Yes, that's its main risk. The Haas-style inter-channel delay (default 20 ms) creates phase relationships that summed to mono become a comb filter — the audio sounds hollow and notched. If your final output might be played on a single speaker (smart speakers, phone speakerphone, mono Bluetooth, AM radio simulcast), test the mono downmix first: ffmpeg -i input-wide.mp4 -ac 1 -t 10 mono-test.mp3. If it sounds significantly worse than the source, lower --delay (try 8-12 ms) or skip widening for that delivery.

Can I chain multiple C10 verbs in a single FFmpeg pass to avoid generation loss?

Not via fqmpeg directly — each verb produces its own output and re-encodes. For lossless intermediates between verbs, pass -c:a copy won't help because the filter has to re-encode audio; instead, encode each step to a lossless format like FLAC or WAV with raw FFmpeg, or copy the filter strings from each --dry-run and combine them into one FFmpeg invocation:

bash
# Combine chorus + reverb in one pass (filters from --dry-run)
ffmpeg -i voice.wav -af "chorus=0.5:0.9:50|60|70:0.4|0.32|0.28:1.5|1.5|1.5:0.3|0.3|0.3,aecho=0.8:0.88:60:0.3" voice-warm.wav

Tremolo and vibrato have the same flags — how do I remember which is which?

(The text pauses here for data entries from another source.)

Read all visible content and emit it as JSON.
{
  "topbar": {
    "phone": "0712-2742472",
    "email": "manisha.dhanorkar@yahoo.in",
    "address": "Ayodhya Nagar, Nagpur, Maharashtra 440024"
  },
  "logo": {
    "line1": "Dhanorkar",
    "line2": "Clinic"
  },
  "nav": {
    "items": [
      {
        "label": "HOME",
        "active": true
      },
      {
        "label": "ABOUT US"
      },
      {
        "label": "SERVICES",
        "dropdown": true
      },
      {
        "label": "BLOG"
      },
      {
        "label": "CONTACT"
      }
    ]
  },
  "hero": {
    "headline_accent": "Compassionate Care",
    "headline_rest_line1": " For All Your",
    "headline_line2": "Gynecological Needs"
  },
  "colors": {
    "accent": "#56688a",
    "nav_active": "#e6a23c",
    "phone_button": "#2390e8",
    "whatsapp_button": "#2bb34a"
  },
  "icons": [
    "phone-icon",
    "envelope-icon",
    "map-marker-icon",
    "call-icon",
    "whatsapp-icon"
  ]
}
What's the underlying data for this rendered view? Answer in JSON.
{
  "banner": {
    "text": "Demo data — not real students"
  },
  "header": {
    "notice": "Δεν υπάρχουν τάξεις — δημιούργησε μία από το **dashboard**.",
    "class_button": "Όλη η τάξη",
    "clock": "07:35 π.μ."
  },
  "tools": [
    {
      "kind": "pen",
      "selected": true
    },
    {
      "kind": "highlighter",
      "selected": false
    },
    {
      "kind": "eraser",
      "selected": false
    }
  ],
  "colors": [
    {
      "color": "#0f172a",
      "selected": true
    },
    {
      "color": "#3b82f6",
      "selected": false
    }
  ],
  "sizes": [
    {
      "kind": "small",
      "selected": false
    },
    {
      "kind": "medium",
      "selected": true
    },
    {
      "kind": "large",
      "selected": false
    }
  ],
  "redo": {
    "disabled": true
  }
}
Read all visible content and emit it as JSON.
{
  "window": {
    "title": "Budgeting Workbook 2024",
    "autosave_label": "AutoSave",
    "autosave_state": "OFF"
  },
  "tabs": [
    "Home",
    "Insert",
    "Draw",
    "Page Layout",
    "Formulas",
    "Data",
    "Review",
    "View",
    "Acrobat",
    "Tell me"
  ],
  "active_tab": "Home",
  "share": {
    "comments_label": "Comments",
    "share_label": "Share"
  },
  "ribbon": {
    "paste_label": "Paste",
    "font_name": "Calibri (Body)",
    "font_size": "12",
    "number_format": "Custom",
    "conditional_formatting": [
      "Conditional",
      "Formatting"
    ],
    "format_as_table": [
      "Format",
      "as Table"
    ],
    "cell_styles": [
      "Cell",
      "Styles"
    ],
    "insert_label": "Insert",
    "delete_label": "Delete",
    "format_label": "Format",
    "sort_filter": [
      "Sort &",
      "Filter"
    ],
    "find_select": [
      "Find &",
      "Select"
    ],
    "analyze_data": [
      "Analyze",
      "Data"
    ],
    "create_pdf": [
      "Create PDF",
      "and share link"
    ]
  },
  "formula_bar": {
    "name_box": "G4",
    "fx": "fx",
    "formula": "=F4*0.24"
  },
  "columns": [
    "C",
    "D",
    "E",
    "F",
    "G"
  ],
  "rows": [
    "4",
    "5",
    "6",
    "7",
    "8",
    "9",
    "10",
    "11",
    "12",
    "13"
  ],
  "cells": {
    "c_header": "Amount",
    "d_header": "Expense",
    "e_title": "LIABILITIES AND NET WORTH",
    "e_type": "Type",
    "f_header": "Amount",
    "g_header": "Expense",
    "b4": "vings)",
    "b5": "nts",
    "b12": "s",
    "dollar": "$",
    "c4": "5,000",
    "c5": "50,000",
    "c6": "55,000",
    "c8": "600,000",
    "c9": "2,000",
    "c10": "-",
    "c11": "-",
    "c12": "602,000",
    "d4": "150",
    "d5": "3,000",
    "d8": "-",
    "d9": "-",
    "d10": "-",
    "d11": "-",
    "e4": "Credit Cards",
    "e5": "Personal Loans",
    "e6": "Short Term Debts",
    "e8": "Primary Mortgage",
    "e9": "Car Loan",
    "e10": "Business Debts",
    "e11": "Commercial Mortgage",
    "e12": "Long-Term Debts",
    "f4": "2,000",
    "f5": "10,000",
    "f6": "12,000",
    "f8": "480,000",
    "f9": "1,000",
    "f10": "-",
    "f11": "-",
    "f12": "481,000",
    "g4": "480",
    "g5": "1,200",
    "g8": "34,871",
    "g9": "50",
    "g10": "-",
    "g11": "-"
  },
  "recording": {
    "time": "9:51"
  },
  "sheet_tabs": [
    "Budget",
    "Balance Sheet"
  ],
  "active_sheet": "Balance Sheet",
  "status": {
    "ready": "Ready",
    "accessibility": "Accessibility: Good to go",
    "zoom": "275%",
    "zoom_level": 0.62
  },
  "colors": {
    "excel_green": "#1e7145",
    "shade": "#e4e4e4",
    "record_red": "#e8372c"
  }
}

A mnemonic: tremolo modulates volume (think of "trembling loudness" — a held note that pulses); vibrato modulates pitch (think of "vibrating string" — a held note that wobbles in tone). Same --freq and --depth, opposite musical sensation.

Wrapping Up

The nine C10 verbs cover the most common creative-effect operations you'd reach for between EQ/dynamics (C9) and final delivery:

  • reverb, echo-effect for time-based depth (single-tap reverb is honest about being a 1-tap aecho; echo geometric decay is the natural physical model)
  • chorus, phaser, flanger, tremolo, vibrato for LFO modulation (chorus has the most hidden machinery — the 3-voice preset is hardcoded and intentional; tremolo and vibrato share an option surface but do completely different things)
  • audio-karaoke, audio-stereo-widen for stereo-field tricks (karaoke only works on dry, center-panned vocals; widen breaks on mono playback)

Every verb prints its underlying FFmpeg invocation under --dry-run, so when the simplified surface isn't enough (custom 8-voice chorus, ping-pong stereo echoes, triangular phaser sweep), copy the filter, edit the parameters, and call FFmpeg directly. For the broader fqmpeg map, see the fqmpeg complete guide.